Ja das war ein ganz schlimmes Spiel an den Tag. Das hat ja auf diese Grantacker immer so fürchterlich gestaubt und deswegen ist mir – und wohl auch den Schiedsrichter – das meiste vom Spiel entgangen. Aber da muss in die staubige Anonymität so rumgeholzt worden sein, dass nach fünf, sechs Minuten war die Hälfte von jede Mannschaft verletzt ausgeschieden und die andere Hälfte wegen ungebührliches Geholze vom Platz gestellt. Da war denn bloss ich noch nach und einer von die andere Mannschaft. Aber wir waren beide Torhüter und deswegen sind wir mit die ungewohnte Situation gar nicht richtig zurande gekommen. Wir haben uns nur immerzu gegenseitig belauert, bis der Schiedsrichter – als sich der Staub gelegt hatte – den Quatschkram abgepfiffen hat. Die Punkte wurden übrigens ganz freundschaftlich geteilt, denn das Spiel endete 0-0 und beide Mannschaften sind abgestiegen. Der Ball lag übrigens immer noch auf dem Anstosspunkt. Der ist das ganze Spiel über überhaupt nicht angerührt worden. Und das ist natürlich auch wieder büschen gediegen, denn das Spiel heisst zwar „Fussball“, aber bei entscheidende Abstiegsspiele wär damals auf das Dorf auch ohne Ball immer gut Auskommen gewesen.


:) antwortete am 26.09.02 (03:11):

mann, nun bin ich aber beruhigt.

so wie's aussieht ist in Deutschland auch nicht alles Gold, was glaenzt.
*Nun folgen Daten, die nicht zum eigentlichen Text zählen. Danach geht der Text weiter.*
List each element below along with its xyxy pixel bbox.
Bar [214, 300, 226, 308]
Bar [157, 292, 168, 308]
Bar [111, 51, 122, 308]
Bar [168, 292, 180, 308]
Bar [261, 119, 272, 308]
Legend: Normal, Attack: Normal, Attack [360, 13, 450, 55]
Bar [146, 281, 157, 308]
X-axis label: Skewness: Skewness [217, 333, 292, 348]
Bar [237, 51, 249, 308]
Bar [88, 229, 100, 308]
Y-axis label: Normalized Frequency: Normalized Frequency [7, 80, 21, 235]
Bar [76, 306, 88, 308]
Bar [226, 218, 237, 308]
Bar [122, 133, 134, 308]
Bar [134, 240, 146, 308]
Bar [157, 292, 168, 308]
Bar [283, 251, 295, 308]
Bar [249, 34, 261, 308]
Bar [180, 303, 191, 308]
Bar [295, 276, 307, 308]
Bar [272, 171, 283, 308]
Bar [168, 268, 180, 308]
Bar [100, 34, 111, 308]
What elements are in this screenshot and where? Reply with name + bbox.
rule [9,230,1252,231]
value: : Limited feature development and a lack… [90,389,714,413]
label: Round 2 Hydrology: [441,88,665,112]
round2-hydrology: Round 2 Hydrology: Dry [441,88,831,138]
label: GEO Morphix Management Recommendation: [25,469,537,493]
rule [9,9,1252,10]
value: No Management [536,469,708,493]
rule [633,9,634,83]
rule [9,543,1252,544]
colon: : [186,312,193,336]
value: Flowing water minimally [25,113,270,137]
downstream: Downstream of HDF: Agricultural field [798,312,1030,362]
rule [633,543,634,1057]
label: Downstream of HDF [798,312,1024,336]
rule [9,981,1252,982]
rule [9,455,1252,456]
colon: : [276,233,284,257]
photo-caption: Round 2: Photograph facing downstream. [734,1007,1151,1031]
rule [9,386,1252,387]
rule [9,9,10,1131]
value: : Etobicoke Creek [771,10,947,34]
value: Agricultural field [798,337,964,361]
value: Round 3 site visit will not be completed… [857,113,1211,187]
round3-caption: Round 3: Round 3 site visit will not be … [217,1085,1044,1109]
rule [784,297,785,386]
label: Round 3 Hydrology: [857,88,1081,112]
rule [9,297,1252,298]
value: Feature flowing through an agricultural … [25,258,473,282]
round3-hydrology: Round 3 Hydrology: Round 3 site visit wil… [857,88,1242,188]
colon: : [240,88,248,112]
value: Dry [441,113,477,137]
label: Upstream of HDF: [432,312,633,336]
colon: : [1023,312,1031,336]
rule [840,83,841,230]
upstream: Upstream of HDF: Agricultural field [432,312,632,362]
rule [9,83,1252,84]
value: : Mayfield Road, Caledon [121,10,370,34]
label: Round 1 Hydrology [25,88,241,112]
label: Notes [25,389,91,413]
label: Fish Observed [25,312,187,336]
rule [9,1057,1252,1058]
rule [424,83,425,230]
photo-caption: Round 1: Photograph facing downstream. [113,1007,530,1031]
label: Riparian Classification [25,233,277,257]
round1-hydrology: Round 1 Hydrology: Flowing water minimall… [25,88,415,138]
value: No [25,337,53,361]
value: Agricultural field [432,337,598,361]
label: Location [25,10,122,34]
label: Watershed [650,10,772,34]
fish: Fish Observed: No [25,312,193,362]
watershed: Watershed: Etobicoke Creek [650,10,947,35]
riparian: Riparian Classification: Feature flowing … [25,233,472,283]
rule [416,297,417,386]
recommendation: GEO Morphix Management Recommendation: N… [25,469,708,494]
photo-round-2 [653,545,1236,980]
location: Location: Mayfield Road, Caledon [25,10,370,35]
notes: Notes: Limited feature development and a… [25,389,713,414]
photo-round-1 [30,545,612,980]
susanna antwortete am 26.09.02 (17:35):

@ Emil

Es ist ein grosses Vergnügen zu lesen, was dir im Leben alles begegnet ist, zumal du immer den Finger am Puls der Zeit hast und hinter die "Kulissen" schaust.

Mich würde mal interessieren, obwohl ich von Fussball nichts, aber von Geld viel verstehe, was du als Kenner der Szene von dem 45 Mio. teurem Rinaldo hälst, der sich nun ausruhen kann, weil er "aua" im Knöchel hat:-))))


susanna antwortete am 26.09.02 (17:35):

@ Emil

Es ist ein grosses Vergnügen zu lesen, was dir im Leben alles begegnet ist, zumal du immer den Finger am Puls der Zeit hast und hinter die "Kulissen" schaust.

Mich würde mal interessieren, obwohl ich von Fussball nichts, aber von Geld viel verstehe, was du als Kenner der Szene von dem 45 Mio. teurem Rinaldo hälst, der sich nun ausruhen kann, weil er "aua" im Knöchel hat:-))))


Emil Wachkopp antwortete am 27.09.02 (04:56):

Ich muss wohl büschen widerwillig eingestehen, dass ich, als ich noch ein aktiven Fussballer war, nich ganz von das selbe Kaliber war wie der Rinaldo. Mal'n Buddel Beer, mehr hat man damal in mir und meine Zukunft nich investieren wollen. Aber SOVIEL schlechter als wie der Rinaldo war ich -laut meine damalige Frau- denn doch wieder nich, dass sich solche Unsummen, wie sie an den Rinaldo vergeudet werden, rational begründen lassen täten. Emils Meinung is die: Kein Mensch kann in eine vernünftige Gesellschaft mit eine vernünftige Wirtschaftspolitik einen solchen materiellen Wert haben. Und denn muss man ja auch noch an denken: Ob ich 1 000 000 oder ob ich 1000 000 000 Euro verdiene: Keine von die beiden Summen macht mich zu einen besseren Fussballspieler. Un denn mutt man sik jo ook noch fragen: Wie verhält sich egentlich der menschliche Wert, den ein jeden Menschen haben sollte, zu solche fiktiven materiellen Werte und wie beeinflusst der letzte den ersten?
Ich verlier leider an Fussball alle Lust, wenn ich von solche irrsinnigen Geschäftemachereien hören tu.